Lack of Vitamin D can cause depression

According to the St. Louis Post-Dispatch, researchers at Washington University School of Medicine studying the effects of vitamin D deficiency on the elderly have found a correlation of mild depression and forgetfulness with low levels of vitamin D, and as many as 75 percent of older adults suffer from a vitamin D deficiency.

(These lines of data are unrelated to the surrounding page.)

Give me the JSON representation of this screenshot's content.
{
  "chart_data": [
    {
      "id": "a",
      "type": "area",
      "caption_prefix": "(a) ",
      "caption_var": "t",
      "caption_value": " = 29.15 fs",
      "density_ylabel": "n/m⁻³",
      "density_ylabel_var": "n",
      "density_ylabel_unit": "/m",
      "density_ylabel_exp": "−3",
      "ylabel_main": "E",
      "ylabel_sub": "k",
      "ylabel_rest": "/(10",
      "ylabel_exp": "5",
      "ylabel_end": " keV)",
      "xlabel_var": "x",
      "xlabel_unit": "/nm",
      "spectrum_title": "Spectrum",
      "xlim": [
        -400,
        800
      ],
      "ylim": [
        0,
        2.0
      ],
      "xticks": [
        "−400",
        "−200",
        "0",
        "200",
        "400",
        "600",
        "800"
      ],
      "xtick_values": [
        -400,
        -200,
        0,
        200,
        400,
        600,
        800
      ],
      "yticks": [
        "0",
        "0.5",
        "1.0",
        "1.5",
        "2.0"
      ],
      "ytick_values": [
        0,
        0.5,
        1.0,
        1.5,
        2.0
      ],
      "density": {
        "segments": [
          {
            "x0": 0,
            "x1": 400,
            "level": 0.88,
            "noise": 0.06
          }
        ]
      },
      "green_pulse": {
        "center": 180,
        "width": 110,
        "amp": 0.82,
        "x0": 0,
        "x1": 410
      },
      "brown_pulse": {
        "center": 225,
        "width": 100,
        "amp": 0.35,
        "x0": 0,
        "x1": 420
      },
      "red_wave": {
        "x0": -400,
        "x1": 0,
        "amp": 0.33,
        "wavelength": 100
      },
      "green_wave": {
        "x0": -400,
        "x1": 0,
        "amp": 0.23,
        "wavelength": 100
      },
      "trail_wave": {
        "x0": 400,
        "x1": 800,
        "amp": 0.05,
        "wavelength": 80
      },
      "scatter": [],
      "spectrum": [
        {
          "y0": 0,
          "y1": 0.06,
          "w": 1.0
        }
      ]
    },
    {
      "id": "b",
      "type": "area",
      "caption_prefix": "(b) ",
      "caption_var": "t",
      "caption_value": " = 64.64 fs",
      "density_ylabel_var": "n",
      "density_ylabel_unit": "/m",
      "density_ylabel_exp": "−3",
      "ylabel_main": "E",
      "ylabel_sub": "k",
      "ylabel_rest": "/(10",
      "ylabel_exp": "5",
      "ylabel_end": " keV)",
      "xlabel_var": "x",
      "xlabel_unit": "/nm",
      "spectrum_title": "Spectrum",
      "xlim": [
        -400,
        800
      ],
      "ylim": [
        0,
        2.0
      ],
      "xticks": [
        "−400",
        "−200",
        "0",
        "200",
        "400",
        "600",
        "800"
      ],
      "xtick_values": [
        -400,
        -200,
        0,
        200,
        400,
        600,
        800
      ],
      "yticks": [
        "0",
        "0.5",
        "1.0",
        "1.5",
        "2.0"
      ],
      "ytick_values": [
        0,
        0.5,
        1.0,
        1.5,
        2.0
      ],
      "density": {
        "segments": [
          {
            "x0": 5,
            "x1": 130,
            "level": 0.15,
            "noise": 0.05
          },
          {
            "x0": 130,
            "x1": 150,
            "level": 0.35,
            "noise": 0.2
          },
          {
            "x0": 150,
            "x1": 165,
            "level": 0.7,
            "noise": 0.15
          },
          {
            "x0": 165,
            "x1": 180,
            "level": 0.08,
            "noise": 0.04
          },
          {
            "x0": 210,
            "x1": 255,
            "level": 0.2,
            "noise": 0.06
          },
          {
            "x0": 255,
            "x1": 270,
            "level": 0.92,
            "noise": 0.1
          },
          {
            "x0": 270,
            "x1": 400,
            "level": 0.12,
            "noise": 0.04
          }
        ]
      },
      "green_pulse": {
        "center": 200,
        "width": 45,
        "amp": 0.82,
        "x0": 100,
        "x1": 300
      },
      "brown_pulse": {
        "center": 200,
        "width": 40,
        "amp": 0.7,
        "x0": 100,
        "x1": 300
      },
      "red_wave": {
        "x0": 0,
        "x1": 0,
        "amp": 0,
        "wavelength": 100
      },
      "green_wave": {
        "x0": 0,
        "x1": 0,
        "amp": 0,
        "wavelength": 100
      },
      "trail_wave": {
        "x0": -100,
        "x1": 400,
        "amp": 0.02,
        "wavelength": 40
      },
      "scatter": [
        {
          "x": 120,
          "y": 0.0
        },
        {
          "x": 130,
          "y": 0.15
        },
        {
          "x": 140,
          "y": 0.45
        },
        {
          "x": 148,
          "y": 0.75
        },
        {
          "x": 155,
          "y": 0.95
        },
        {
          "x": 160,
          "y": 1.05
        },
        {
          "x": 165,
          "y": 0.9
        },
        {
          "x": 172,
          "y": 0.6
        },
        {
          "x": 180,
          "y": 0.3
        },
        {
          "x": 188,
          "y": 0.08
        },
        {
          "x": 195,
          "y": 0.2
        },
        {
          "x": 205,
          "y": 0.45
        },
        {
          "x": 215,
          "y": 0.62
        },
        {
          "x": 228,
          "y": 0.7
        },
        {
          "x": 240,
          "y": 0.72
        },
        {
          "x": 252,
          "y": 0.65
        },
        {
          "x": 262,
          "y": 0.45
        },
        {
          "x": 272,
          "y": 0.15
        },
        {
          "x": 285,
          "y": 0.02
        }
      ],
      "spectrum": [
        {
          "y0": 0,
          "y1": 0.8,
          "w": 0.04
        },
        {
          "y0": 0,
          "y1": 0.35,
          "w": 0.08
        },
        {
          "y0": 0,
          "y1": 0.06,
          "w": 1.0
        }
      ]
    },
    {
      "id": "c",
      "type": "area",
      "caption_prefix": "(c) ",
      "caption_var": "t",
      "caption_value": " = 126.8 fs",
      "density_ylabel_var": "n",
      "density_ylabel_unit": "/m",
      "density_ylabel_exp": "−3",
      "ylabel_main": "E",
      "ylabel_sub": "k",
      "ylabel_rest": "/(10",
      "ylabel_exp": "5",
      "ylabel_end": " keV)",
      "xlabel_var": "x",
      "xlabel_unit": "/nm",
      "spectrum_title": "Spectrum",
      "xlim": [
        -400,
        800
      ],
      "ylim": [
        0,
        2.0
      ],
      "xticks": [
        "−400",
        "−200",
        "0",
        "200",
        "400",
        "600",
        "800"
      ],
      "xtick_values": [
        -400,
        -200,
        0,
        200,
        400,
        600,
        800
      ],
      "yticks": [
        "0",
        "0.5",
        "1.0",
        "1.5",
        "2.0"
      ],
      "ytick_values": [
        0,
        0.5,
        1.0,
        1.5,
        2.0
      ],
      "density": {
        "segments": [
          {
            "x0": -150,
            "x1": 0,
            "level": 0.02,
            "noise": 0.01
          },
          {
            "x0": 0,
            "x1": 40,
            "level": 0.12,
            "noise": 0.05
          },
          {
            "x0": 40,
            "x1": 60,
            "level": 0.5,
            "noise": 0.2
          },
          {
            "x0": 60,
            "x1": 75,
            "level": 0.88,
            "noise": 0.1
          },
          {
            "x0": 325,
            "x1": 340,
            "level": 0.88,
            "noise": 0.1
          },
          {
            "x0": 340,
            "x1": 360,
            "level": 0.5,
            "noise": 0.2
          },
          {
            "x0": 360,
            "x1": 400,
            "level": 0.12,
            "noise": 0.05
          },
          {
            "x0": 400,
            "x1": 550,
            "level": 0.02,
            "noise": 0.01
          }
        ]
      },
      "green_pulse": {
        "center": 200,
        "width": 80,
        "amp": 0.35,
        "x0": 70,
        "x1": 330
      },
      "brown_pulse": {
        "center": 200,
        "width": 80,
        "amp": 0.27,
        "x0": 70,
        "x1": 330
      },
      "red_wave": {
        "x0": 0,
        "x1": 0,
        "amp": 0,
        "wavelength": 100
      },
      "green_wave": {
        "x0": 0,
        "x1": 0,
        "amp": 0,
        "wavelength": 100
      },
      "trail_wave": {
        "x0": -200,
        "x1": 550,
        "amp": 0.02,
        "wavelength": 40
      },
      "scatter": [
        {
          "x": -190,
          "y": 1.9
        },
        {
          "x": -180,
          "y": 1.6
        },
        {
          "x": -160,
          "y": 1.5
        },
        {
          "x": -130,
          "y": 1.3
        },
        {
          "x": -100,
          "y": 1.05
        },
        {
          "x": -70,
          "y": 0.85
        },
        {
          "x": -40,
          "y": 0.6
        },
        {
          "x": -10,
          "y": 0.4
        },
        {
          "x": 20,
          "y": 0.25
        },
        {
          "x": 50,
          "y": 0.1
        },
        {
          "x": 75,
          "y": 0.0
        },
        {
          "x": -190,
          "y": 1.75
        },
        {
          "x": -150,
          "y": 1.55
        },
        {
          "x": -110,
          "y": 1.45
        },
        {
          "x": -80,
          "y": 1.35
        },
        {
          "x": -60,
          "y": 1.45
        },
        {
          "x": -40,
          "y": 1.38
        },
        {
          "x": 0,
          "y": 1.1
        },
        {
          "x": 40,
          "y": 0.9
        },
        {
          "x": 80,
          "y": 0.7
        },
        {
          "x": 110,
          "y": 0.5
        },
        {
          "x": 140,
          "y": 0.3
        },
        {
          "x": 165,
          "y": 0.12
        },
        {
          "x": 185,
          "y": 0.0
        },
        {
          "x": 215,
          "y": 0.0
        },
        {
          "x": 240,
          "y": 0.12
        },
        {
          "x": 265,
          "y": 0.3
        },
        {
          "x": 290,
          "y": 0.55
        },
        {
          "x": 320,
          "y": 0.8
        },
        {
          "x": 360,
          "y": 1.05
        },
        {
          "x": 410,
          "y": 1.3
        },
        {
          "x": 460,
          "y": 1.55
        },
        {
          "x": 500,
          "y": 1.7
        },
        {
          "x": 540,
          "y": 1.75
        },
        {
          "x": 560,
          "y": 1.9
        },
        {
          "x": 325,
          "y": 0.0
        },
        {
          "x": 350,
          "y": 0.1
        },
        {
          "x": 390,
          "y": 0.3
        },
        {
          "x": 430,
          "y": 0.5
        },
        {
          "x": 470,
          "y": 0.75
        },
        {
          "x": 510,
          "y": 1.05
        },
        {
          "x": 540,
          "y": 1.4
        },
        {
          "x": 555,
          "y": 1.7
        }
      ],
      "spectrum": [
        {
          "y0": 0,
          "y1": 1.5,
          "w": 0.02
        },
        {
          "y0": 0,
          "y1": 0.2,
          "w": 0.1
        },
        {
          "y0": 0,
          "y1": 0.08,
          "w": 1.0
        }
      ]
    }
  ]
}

[Editorial Comment: recently we purchased a bottle of Vitamin D at Trader Joe’s; compared to a bottle of prescription anti-depressant, it was loads cheaper and has no side effects. Your body can have a vitamin D deficiency that can cause mental symptoms; your body does not have a deficiency of any prescription anti-depressant drug. Drugs like these can only mask symptoms, they cannot and never will cure anything.]

Numerous studies show that undiagnosed and untreated physical problems can cause behavioral and emotional problems. Patients with actual physical conditions are routinely misdiagnosed with psychiatric disorders, then drugged and institutionalized. According to UCLA medical professor, Melvyn R. Werback, physicians diagnosing mental illness should check the patient’s dietary history and other nutritional factors. One state’s mental health evaluation field manual says that mental health professionals have a “legal obligation to recognize physical disease” that “may cause a patient’s mental disorder.”

Proper medical screening by non-psychiatric diagnostic specialists could eliminate more than 40% of psychiatric admissions. The emphasis of any mental health solution must be based on workable mental healing methods, beginning with a non-psychiatric medical examination of the patient and a diagnosis of any treatable physical ills affecting mental well-being.